AUDITFLOW’s Big Idea
AUDITFLOW’s main methodological idea is a separation between adaptive search and deterministic computation. The language-model agents decide what concepts, facts, contexts, or relationships to inspect next, but the symbolic environment performs fact retrieval, taxonomy traversal, numerical checks, and rule evaluation. This design treats the XBRL filing and the US-GAAP taxonomy as an executable symbolic environment rather than as text to be summarized. The paper formalizes the task around a filing, target concept, reporting period, and taxonomy release, and asks whether the reported value is consistent with the value implied by taxonomy constraints, filing context, and an applicable audit rule.

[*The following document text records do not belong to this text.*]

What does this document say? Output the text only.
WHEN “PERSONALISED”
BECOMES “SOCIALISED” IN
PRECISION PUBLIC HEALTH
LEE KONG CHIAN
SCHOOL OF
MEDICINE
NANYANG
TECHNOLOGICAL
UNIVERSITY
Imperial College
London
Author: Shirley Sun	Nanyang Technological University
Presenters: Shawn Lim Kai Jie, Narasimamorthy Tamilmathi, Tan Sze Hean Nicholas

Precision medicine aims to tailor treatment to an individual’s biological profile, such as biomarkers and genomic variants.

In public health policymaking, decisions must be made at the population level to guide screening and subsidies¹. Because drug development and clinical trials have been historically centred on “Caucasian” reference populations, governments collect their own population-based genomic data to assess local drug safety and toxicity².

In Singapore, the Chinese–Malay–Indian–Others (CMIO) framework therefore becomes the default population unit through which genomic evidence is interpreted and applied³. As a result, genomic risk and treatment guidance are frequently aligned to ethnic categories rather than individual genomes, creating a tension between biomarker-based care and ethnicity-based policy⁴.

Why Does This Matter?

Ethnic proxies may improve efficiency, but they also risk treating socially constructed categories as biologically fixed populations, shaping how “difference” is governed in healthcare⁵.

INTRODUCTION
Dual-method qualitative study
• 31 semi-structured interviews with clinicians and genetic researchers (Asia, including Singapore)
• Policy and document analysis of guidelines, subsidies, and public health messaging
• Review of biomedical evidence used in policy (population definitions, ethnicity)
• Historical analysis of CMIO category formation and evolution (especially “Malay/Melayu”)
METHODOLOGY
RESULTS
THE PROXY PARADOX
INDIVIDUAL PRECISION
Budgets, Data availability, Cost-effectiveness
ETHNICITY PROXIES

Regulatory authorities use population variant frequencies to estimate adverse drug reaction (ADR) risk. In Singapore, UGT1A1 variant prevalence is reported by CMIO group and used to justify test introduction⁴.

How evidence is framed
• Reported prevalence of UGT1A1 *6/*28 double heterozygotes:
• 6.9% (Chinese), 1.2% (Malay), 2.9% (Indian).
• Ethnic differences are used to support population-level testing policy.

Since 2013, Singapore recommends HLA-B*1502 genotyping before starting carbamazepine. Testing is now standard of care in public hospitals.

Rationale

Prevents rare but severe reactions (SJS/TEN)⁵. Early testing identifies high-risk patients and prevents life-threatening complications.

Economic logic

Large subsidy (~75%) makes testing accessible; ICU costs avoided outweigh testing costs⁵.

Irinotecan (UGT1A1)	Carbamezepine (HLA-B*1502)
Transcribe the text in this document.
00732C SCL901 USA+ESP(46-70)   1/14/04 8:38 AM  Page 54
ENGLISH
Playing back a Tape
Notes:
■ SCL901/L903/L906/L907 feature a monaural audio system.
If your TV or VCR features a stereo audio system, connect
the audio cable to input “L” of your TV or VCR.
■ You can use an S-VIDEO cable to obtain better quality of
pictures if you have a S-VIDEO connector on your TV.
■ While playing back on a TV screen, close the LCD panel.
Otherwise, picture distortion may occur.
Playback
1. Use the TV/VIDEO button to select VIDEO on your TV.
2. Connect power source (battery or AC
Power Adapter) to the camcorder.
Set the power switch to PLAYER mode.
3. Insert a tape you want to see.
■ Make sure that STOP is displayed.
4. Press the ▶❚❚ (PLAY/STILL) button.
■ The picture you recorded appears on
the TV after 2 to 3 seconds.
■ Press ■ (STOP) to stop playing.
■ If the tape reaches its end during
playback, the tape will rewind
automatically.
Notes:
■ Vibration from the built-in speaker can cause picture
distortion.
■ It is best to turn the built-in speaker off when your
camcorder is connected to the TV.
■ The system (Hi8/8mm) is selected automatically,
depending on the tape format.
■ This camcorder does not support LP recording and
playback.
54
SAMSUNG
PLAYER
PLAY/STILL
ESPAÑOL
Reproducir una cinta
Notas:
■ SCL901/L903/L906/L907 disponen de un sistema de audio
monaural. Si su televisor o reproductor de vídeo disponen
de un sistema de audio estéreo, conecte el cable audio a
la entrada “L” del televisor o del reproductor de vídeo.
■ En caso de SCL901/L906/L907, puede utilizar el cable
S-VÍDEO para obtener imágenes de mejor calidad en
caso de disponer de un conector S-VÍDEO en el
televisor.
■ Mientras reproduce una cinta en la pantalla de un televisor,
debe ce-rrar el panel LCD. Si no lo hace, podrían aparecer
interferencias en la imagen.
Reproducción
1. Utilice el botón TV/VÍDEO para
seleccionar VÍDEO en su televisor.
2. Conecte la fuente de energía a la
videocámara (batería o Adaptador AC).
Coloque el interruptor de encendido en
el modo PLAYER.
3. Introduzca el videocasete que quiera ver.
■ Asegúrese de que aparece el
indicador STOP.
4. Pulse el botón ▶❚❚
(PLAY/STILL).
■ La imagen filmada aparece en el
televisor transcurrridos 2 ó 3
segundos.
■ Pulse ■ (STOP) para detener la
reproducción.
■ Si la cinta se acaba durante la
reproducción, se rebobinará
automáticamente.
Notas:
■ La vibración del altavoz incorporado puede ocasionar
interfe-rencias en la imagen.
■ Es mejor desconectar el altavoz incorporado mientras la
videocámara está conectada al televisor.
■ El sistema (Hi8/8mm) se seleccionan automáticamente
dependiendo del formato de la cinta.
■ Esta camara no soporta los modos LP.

By exposing verification through typed tools, AUDITFLOW constrains the model to select structured operations while deterministic implementations produce the observations needed for an auditable verdict.

How the Environment Works
The paper implements this environment as a dual graph composed of a static US-GAAP taxonomy graph and a dynamic filing-specific evidence graph. The taxonomy graph contains concepts, labels, definitions, data types, period types, abstract flags, balance attributes, and relationships such as presentation, calculation, and dimensional edges. The filing graph contains reported facts, contexts, periods, units, dimensional assignments, values, decimals, and concept links, with bridge edges connecting filing facts to governing taxonomy concepts. AUDITFLOW exposes these graphs through a typed action-observation interface covering retrieval tools, traversal tools, forensic comparison tools, and deterministic rule-specific checkers. Its multi-agent protocol assigns two junior auditors to inspect the same case from regulatory and evidentiary perspectives, while a senior auditor reviews disagreements and can request further investigation before evidential aggregation produces the final verdict, evidence trail, expected value, and trustworthiness score.

What the Experiments Show
The experiments evaluate AUDITFLOW on a FinAuditing-derived FinMR sample covering three Data Quality Committee rule families: sign consistency under DQC.US.0015, dimensional aggregation consistency under DQC.US.0117, and calculation-tree consistency under DQC.US.0126. Under GPT-5.5, AUDITFLOW reaches 82.09% joint audit accuracy and outperforms the strongest reported baseline, Single Agent, by 14.93 percentage points. The decisive ablation is the removal of deterministic checks, which drops accuracy to 17.91% and raises invalid outputs to 35.82%, indicating that the executable symbolic environment performs verification steps that the model cannot reliably replace. The paper also reports stable performance across strong backbones, with GPT-4o, Claude Sonnet 4.6, and Qwen-397B each reaching 80.60% joint accuracy. These results support the paper’s broader implication that reliable financial AI agents should combine LLM-guided search with deterministic symbolic verification when correctness depends on structured rules, graph relations, and recomputed values.